As boas intenções, muitas vezes são engolfadas pelo tempo e espaço e, apesar da esperança reavivada numa gestão iluminista da cultura brasileira a frustração continuou. Mota logo percebeu que “não há fabricação ideológica que cimente a arquitetura dessa novíssima República”, lembrando o desafio histórico-cultural assumido por Furtado na transformação da pasta “que é essencialmente de crítica ideológica e não deve servir de biombo, nem ser manipulada para reduzir uma sociedade de 130 milhões de pessoas a um mercado de 30 ou 40 milhões, num processo ‘cultural’ embrutecedor, que arredonda as diferenças, ‘disfarça a favela e esconde as coisas’, como denunciava Oduvaldo Viana Filho em 1974”.
Em outras palavras, Carlos Guilherme Mota, nesse ponto de vista acompanhado por uma legião de brasileiros de boa vontade, esperava que a chegada de Celso Furtado ao MinC de fato estimulasse a formação de uma nova sociedade e a luta pela efetiva nacionalização do controle da economia, pondo fim a “esse aglomerado de súditos contribuintes sem voz nem vez, transformando-os em cidadãos”. Não deu pé…
Anos mais tarde, no final dos 90, Mota deduzia que “não somos ainda uma nação, pois não sabemos quem somos, nem aprendemos a pensar em longo prazo”, salientando que “tampouco a esquerda vem sabendo escoimar os vícios do clientelismo, do sectarismo e do fisiologismo que combatia na ditadura, e aqui refiro-me diretamente ao PMDB, ao PT e ao PDT. Pior que isso, algumas lideranças vem beirando o pitoresco!”.

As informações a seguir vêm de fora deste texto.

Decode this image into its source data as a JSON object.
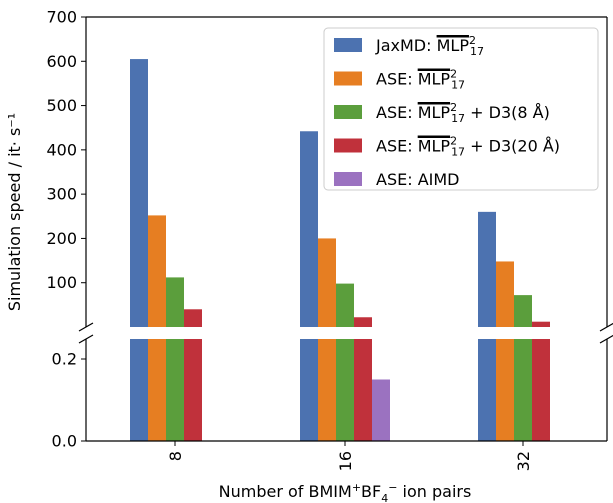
{
  "chart_data": {
    "type": "bar",
    "broken_axis": true,
    "xlabel_parts": [
      "Number of BMIM",
      "+",
      "BF",
      "4",
      "−",
      " ion pairs"
    ],
    "ylabel": "Simulation speed / it· s⁻¹",
    "categories": [
      "8",
      "16",
      "32"
    ],
    "upper_ylim": [
      0,
      700
    ],
    "upper_ticks": [
      "100",
      "200",
      "300",
      "400",
      "500",
      "600",
      "700"
    ],
    "lower_ylim": [
      0,
      0.25
    ],
    "lower_ticks": [
      "0.0",
      "0.2"
    ],
    "grid": false,
    "legend_position": "top-right",
    "series": [
      {
        "name": "JaxMD",
        "legend_label": "JaxMD: MLP²₁₇",
        "color": "#4c72b0",
        "values": [
          605,
          442,
          260
        ]
      },
      {
        "name": "ASE",
        "legend_label": "ASE: MLP²₁₇",
        "color": "#e67e22",
        "values": [
          252,
          200,
          148
        ]
      },
      {
        "name": "ASE + D3(8 Å)",
        "legend_label": "ASE: MLP²₁₇ + D3(8 Å)",
        "color": "#5b9e3c",
        "values": [
          112,
          98,
          72
        ]
      },
      {
        "name": "ASE + D3(20 Å)",
        "legend_label": "ASE: MLP²₁₇ + D3(20 Å)",
        "color": "#c0313b",
        "values": [
          40,
          22,
          12
        ]
      },
      {
        "name": "ASE: AIMD",
        "legend_label": "ASE: AIMD",
        "color": "#9b72c0",
        "values": [
          null,
          0.15,
          null
        ]
      }
    ],
    "legend": [
      {
        "prefix": "JaxMD: ",
        "mlp": "MLP",
        "sup": "2",
        "sub": "17",
        "suffix": ""
      },
      {
        "prefix": "ASE: ",
        "mlp": "MLP",
        "sup": "2",
        "sub": "17",
        "suffix": ""
      },
      {
        "prefix": "ASE: ",
        "mlp": "MLP",
        "sup": "2",
        "sub": "17",
        "suffix": " + D3(8 Å)"
      },
      {
        "prefix": "ASE: ",
        "mlp": "MLP",
        "sup": "2",
        "sub": "17",
        "suffix": " + D3(20 Å)"
      },
      {
        "prefix": "ASE: AIMD",
        "mlp": "",
        "sup": "",
        "sub": "",
        "suffix": ""
      }
    ]
  }
}
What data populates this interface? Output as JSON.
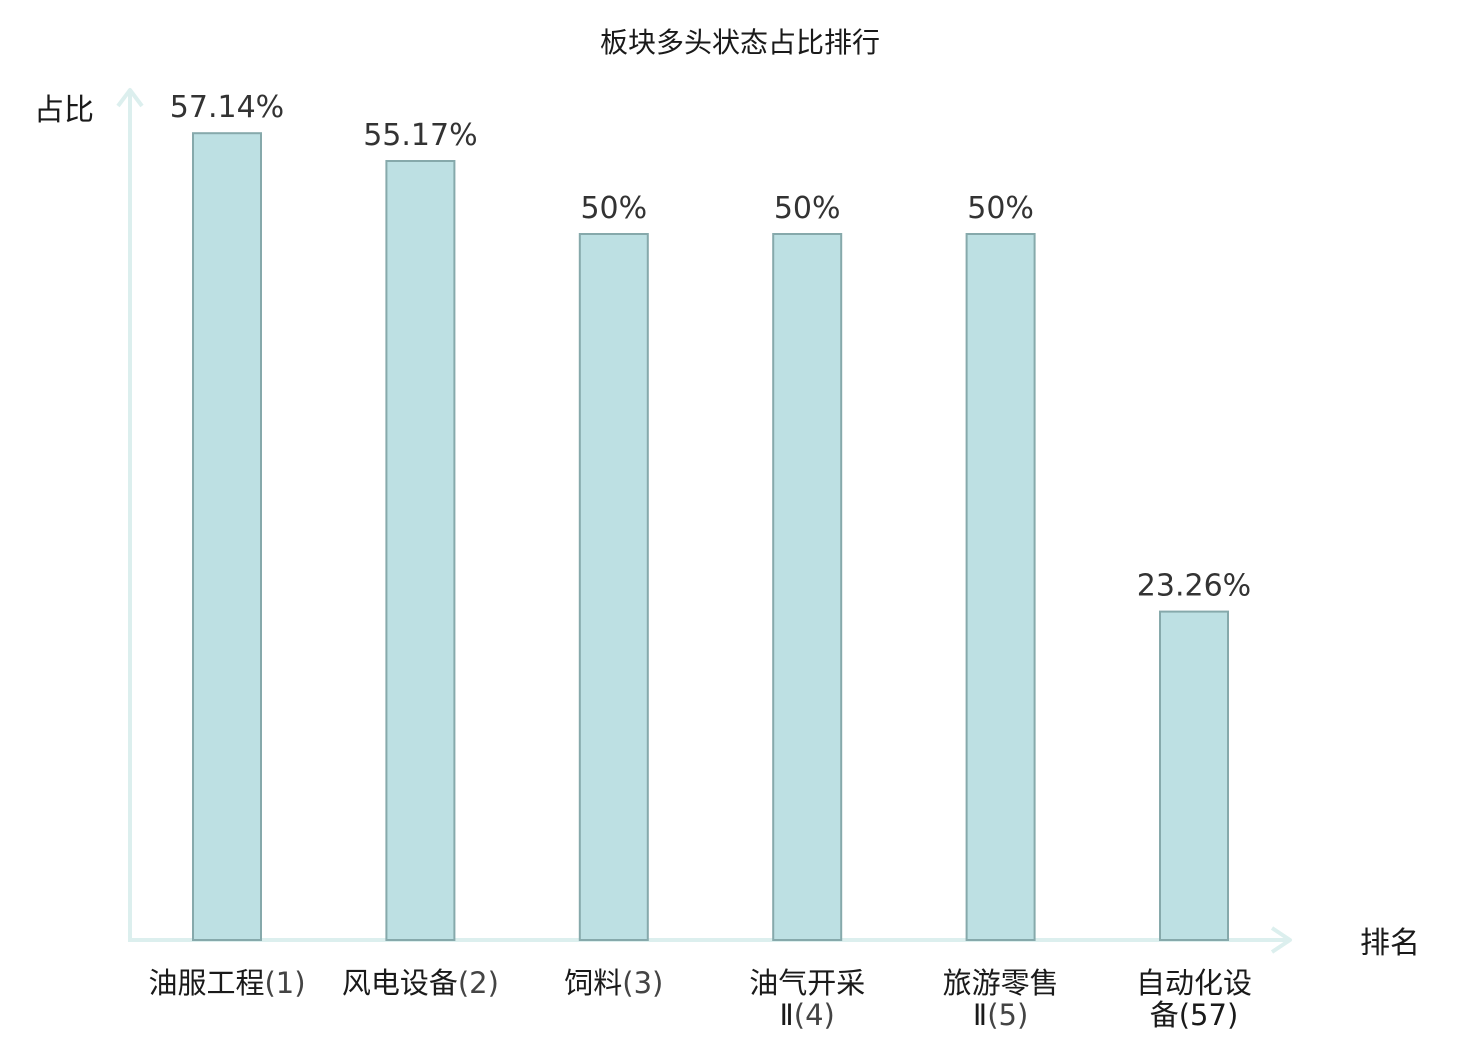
{
  "chart_data": {
    "type": "bar",
    "title": "板块多头状态占比排行",
    "ylabel": "占比",
    "xlabel": "排名",
    "ylim": [
      0,
      60
    ],
    "grid": false,
    "legend": "none",
    "categories": [
      {
        "line1": "油服工程",
        "rank": "(1)",
        "line2": ""
      },
      {
        "line1": "风电设备",
        "rank": "(2)",
        "line2": ""
      },
      {
        "line1": "饲料",
        "rank": "(3)",
        "line2": ""
      },
      {
        "line1": "油气开采",
        "rank": "(4)",
        "line2": "Ⅱ"
      },
      {
        "line1": "旅游零售",
        "rank": "(5)",
        "line2": "Ⅱ"
      },
      {
        "line1": "自动化设",
        "rank": "(57)",
        "line2": "备"
      }
    ],
    "values": [
      57.14,
      55.17,
      50,
      50,
      50,
      23.26
    ],
    "value_labels": [
      "57.14%",
      "55.17%",
      "50%",
      "50%",
      "50%",
      "23.26%"
    ],
    "highlight_index": 5,
    "colors": {
      "bar_fill": "#bde0e3",
      "bar_stroke": "#86a9ab",
      "axis": "#dcefee",
      "highlight_text": "#e11010",
      "text": "#1a1a1a"
    }
  }
}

Coisas tristes se amontoaram no plano da cultura institucionalizada, como a mediocrização das universidades, salvo umas poucas federais, que resistiram e continuam lutando bravamente pela requalificação das bibliotecas e dos serviços de preservação da memória cultural, dos centros de pesquisa e produção científica: “A Biblioteca Nacional do Rio de Janeiro ou a Biblioteca Municipal de São Paulo não lograram acompanhar o tempo de suas congêneres dos Estados Unidos, da França, da Inglaterra ou da Alemanha. Bem ao contrário, são hoje pálidas sombras dos tempos de diretores escritores como Sérgio Milliet, Sérgio Buarque de Holanda, José Honório Rodrigues e Rodrigo de Mello Franco”.